Summary: US producer price index (PPI) up 0.2% in December, less than expected; annual rate rises to 3.3%; “core” PPI flat over month, up 3.5% over year; Citi: suggest little concern over sticky or reaccelerating inflation; US Treasury yields decline; rate-cut expectations firm; goods prices up 0.6%, services prices flat; Citi: stronger airfares in PPI leads to modest increase in Dec CPI forecast.
Around the end of 2018, the annual inflation rate of the US producer price index (PPI) began a downtrend which continued through 2019. Months in which producer prices increased suggested the trend may have been coming to an end, only for it to continue, culminating in a plunge in April 2020. Figures returned to “normal” towards the end of that year but then moved well above the long-term average in 2021 and 2022 before falling back over 2023.
The latest figures published by the Bureau of Labor Statistics indicate producer prices increased by 0.2% in December after seasonal adjustments. The rise was less than the 0.4% increase which had been generally expected as well as November’s increase of the same amount. However, on a 12-month basis, the rate of producer price inflation after seasonal adjustments accelerated from 3.0% to 3.3%.
Producer prices excluding foods and energy, or “core” PPI, remained steady after seasonal adjustments. The flat result was less than the expected 0.3% rise as well as November’s 0.2% increase. The annual growth rate remained steady at 3.5%.
“Flat core goods prices and a decline in core services suggest little concern over sticky or reaccelerating inflation,” said Citi Research economist Veronica Clark.
US Treasury bond yields declined across a slightly steeper curve on the day. By the close of business, the 2-year Treasury yield had lost 4bps to 4.36%, the 10-year had slipped 2bps to 4.78% while the 30-year yield finished 1bp lower at 4.97%.
In terms of US Fed policy, expectations of a lower federal funds rate in the next 12 months firmed, although another 25bp cut is still currently priced in. At the close of business, contracts implied the effective federal funds rate would average 4.325% in February, 4.305% in March and 4.275% in April. December contracts implied 4.065%, 27bps less than the current rate.
The BLS stated about 60% of the rise of the index was attributable to a 0.6% increase in goods prices. The final demand services index remained steady.
“A much weaker than expected increase in portfolio management fees offset a substantial increase in airfares,” Clark added. “While not always correlated month-to-month, stronger airfares in PPI did lead us to modestly increase in our forecast for this component in December CPI tomorrow to 0.24%.”

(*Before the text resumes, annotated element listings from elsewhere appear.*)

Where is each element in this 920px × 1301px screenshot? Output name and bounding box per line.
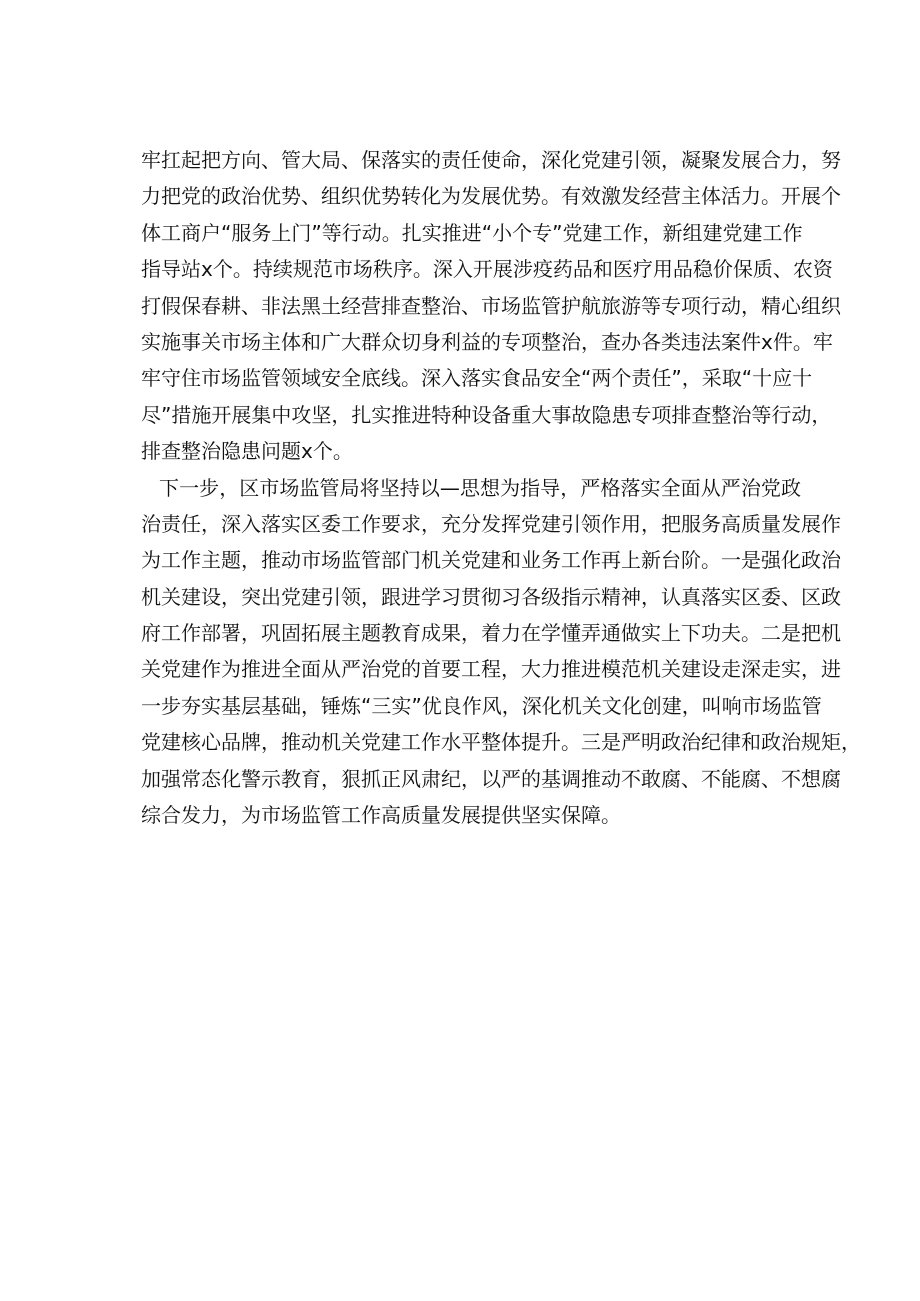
paragraph-2-line: 党建核心品牌，推动机关党建工作水平整体提升。三是严明政治纪律和政治规矩， [141, 730, 861, 755]
paragraph-2-line: 府工作部署，巩固拓展主题教育成果，着力在学懂弄通做实上下功夫。二是把机 [141, 621, 841, 646]
paragraph-1-line: 牢守住市场监管领域安全底线。深入落实食品安全“两个责任”，采取“十应十 [141, 366, 813, 391]
paragraph-1-line: 排查整治隐患问题x个。 [141, 439, 353, 464]
paragraph-1-line: 实施事关市场主体和广大群众切身利益的专项整治，查办各类违法案件x件。牢 [141, 329, 833, 354]
paragraph-1-line: 牢扛起把方向、管大局、保落实的责任使命，深化党建引领，凝聚发展合力，努 [141, 148, 841, 172]
paragraph-2-line: 综合发力，为市场监管工作高质量发展提供坚实保障。 [141, 803, 621, 828]
paragraph-2-line: 为工作主题，推动市场监管部门机关党建和业务工作再上新台阶。一是强化政治 [141, 548, 841, 573]
document-body [141, 142, 861, 833]
paragraph-2-line: 一步夯实基层基础，锤炼“三实”优良作风，深化机关文化创建，叫响市场监管 [141, 693, 822, 718]
paragraph-1-line: 打假保春耕、非法黑土经营排查整治、市场监管护航旅游等专项行动，精心组织 [141, 293, 841, 318]
paragraph-1-line: 力把党的政治优势、组织优势转化为发展优势。有效激发经营主体活力。开展个 [141, 184, 841, 209]
paragraph-2-line: 加强常态化警示教育，狠抓正风肃纪，以严的基调推动不敢腐、不能腐、不想腐 [141, 766, 841, 791]
paragraph-2-line: 下一步，区市场监管局将坚持以—思想为指导，严格落实全面从严治党政 [159, 475, 801, 500]
paragraph-1-line: 指导站x个。持续规范市场秩序。深入开展涉疫药品和医疗用品稳价保质、农资 [141, 257, 833, 282]
paragraph-2-line: 治责任，深入落实区委工作要求，充分发挥党建引领作用，把服务高质量发展作 [141, 511, 841, 536]
paragraph-2 [141, 470, 861, 834]
paragraph-2-line: 机关建设，突出党建引领，跟进学习贯彻习各级指示精神，认真落实区委、区政 [141, 584, 841, 609]
paragraph-2-line: 关党建作为推进全面从严治党的首要工程，大力推进模范机关建设走深走实，进 [141, 657, 841, 682]
paragraph-1 [141, 142, 841, 470]
paragraph-1-line: 体工商户“服务上门”等行动。扎实推进“小个专”党建工作，新组建党建工作 [141, 220, 803, 245]
paragraph-1-line: 尽”措施开展集中攻坚，扎实推进特种设备重大事故隐患专项排查整治等行动， [141, 402, 832, 427]
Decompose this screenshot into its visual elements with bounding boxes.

The producer price index is a measure of prices received by producers for domestically produced goods, services and construction. It is put together in a fashion similar to the consumer price index (CPI) except it measures prices received from the producer’s perspective rather than from the perspective of a retailer or a consumer. It is another one of the various measures of inflation tracked by the US Fed, along with core personal consumption expenditure (PCE) price data.